The dual-sensor system consistently and accurately estimated depth and rate across a wide range of clinically relevant combinations of depth and rate. Further, the performance was similar for both rigid and compliant surface simulations, showing that movement of the posterior sensor can be removed, thereby correcting for movement of the patient’s thorax to correctly report true compression depth.
Limitations.
The main limitation is that a computer-generated waveform to simulate chest compressions is not necessarily representative of manual compressions. For this study, a sinusoidal waveform was used to simulate chest compressions, as clinical data have shown the displacement waveform of manual compressions to approximate a sine wave [6,23,24]. While a computer-generated sine wave does not contain features that may be present in a manual compression waveform, it does provide a controlled, reproducible movement that can be used to compare waveforms of different magnitude and frequency.
Conclusions
This study demonstrates the ability of a dual sensor system to accurately estimate compression depth within ±0.25 cm and compression rate within ±3 cpm over a clinically relevant combination of depths and rates during both a rigid and compliant surface simulation.

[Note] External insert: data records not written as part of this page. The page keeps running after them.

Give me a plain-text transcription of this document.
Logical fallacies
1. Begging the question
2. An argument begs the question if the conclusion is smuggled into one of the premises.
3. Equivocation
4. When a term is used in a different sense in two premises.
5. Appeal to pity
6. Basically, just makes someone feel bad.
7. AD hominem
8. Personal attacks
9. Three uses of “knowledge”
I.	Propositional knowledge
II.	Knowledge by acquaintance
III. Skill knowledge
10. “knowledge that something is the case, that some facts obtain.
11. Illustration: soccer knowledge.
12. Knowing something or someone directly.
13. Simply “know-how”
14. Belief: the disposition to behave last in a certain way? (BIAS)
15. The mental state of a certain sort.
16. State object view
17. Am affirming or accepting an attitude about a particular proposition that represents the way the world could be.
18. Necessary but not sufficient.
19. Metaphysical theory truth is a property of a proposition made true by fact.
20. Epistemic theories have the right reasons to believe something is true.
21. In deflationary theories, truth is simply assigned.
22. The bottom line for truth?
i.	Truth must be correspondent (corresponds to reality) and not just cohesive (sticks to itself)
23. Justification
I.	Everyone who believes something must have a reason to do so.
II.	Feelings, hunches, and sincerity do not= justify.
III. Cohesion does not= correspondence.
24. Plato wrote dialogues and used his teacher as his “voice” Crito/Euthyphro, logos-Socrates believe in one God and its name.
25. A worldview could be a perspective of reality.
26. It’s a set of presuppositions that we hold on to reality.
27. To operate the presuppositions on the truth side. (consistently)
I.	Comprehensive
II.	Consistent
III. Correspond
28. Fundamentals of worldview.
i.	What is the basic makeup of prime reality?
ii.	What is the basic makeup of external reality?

Use of a computer-controlled motion system provides a more direct assessment of accuracy than manual compressions performed on instrumented manikins.
Funding Data
ZOLL Medical Corporation (Funder ID: 10.13039/100015345).
Conflict of Interest
The authors are employed by ZOLL Medical Corporation.
Data Availability Statement
The datasets generated and supporting the findings of this article are obtainable from the corresponding author upon reasonable request.